Danau yang menjadi sumber kehidupan Bahrani kini memiliki luas 76,2 ha dengan kedalaman maksimal 100 meter, dan mampu menampung air sebanyak 20 juta m3. Danau tersebut merupakan bagian dari area reklamasi Pit Ata Selatan yang mulai ditambang pada tahun 2003 dan telah selesai pada tahun 2012 dengan total bukaan lahan tambang seluas 296,74 ha.
Bahrani yang tinggal di Desa Batuarang yang berjarak sekitar 2 KM dari danau menyebut, ikan hasil budidayanya berupa ikan nila dan ikan mas dijual langsung ke masyarakat dan ke perusahaan. Ia bersama kelompoknya menjual dengan harga Rp40.000 per Kg, lebih mahal Rp5.000 dibandingkan dengan harga jual ikan yang sama di pasar.
Meski demikian, ikan yang ia jual tetap laris terjual, terlebih jika PT. Arutmin Indonesia menyelenggarakan kegiatan-kegiatan, pasti akan membeli ikan Bahrani. “Ikan yang kita budidayakan rasanya beda dengan ikan di pasar, tidak ada rasa atau aroma tanah, karena keramba kita jauh dari dasar danau,” imbuhnya.

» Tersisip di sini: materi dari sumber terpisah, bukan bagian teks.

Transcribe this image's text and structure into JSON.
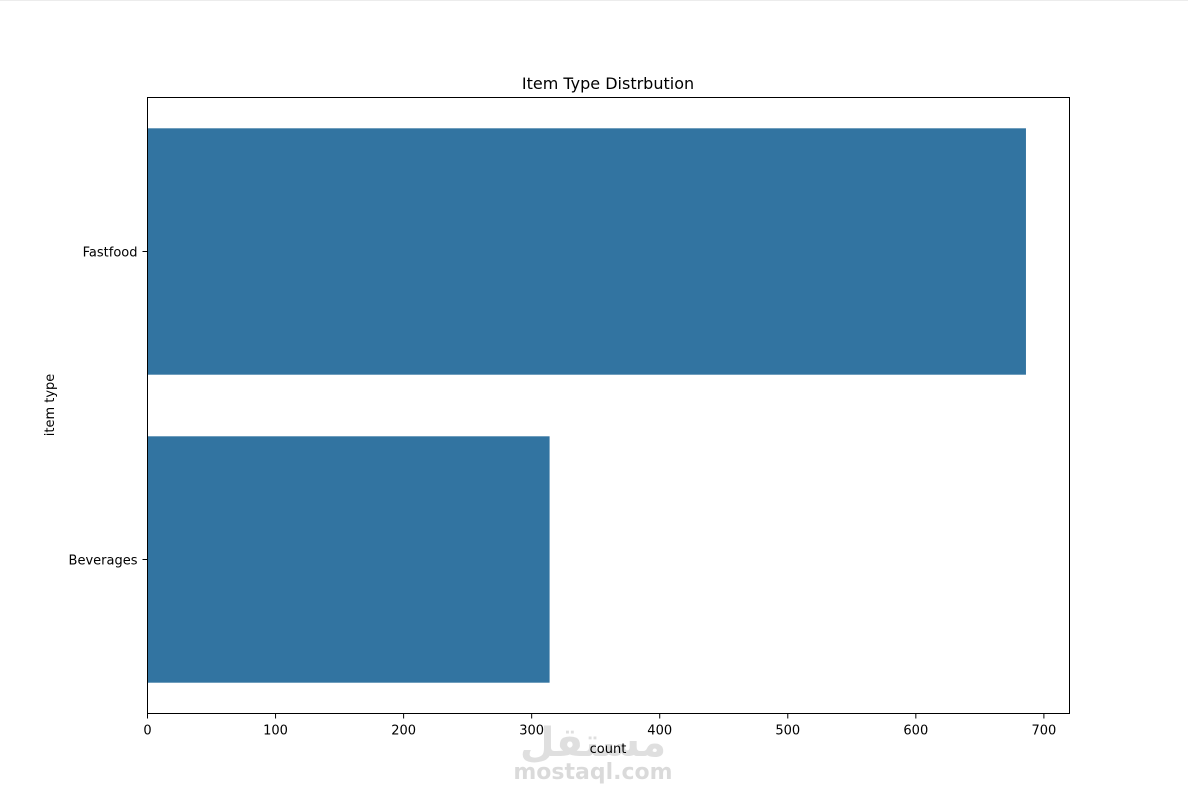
{
  "chart_data": {
    "type": "bar",
    "orientation": "horizontal",
    "title": "Item Type Distrbution",
    "xlabel": "count",
    "ylabel": "item type",
    "categories": [
      "Fastfood",
      "Beverages"
    ],
    "values": [
      686,
      314
    ],
    "xlim": [
      0,
      720
    ],
    "xticks": [
      0,
      100,
      200,
      300,
      400,
      500,
      600,
      700
    ],
    "bar_color": "#3274a1",
    "grid": false,
    "legend": "none"
  },
  "watermark": {
    "arabic": "مستقل",
    "latin": "mostaql.com"
  }
}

Setiap bulan, ungkap Bahrani, terjadi peningkatan dalam penjualan ikan, sehingga berdampak pula pada kenaikan pendapatan yang ia dan kelompoknya terima. Namun Ia berharap ke depannya, Ia bersama kelompoknya bisa menjadi mandiri dalam membudidayakan ikan keramba apung. “Kalau sekarang masih dibantu oleh perusahaan (Arutmin), semoga ke depannya bisa menjadi mandiri dalam hal pembibitan serta pengelolaan keramba apung,” tutupnya.